Только сосны упираются в хмурое осеннее небо. Серые тучи сбиваются в кучу, перешёптываясь и переглядываясь. Разбрасывают невидимые руки-ноги, расползаются, рвутся, оставляя белые дыры-ямы. Разбегаются по деревьям, ворча, сбиваются в новые кучи, опять рвутся, нитки трещат по швам.

— Куда мы идём? — спрашиваю наконец.

Хотя больше всего мне хочется спросить, где мы и как сюда попали.

— Мы ищем кротовые норы. — Димка оборачивается: — Слышала о таких? Раньше здесь были баррикады, а за ними гора с туннелями. В туннелях можно было прятаться, солдаты боялись туда соваться. В этих туннелях ходов как в лабиринте.

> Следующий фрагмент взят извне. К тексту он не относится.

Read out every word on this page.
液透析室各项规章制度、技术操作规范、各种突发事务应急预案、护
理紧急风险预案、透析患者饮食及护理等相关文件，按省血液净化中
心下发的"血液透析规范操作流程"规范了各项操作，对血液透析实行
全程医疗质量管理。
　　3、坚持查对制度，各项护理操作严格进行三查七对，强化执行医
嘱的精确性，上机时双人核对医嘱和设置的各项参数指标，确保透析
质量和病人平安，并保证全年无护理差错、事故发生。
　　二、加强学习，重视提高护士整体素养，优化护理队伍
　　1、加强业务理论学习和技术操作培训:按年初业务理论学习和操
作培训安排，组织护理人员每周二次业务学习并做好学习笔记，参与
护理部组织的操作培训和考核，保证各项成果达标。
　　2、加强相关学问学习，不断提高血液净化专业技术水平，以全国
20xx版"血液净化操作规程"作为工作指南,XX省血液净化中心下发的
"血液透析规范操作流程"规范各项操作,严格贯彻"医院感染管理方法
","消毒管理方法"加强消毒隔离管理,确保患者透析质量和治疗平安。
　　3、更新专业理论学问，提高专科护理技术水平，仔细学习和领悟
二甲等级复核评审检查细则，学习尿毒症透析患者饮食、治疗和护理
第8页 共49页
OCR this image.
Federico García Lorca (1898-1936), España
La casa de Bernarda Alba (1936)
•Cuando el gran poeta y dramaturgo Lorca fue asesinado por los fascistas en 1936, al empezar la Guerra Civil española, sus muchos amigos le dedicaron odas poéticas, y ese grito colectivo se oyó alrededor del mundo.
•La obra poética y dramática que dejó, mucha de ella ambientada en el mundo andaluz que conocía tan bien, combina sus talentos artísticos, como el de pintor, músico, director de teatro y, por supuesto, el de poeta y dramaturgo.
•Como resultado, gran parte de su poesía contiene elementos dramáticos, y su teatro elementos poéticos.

— Какие солдаты? Ты о чём вообще?

— Кротовые норы ещё никто не находил, — улыбается. — Только мы нашли. Мы с Йолей.

Я остановилась.

Norwegian wood в ракушках-наушниках.

Солнце просачивается сквозь решето серых туч. Тянет лучи-полосы прямо под носки кроссовок. Рассыпается по траве и листве.

Отражается в глазах.

— С какой Йолей?

Земля качается у нас под ногами.

Где-то вдали слышны крики, хлопки салютов.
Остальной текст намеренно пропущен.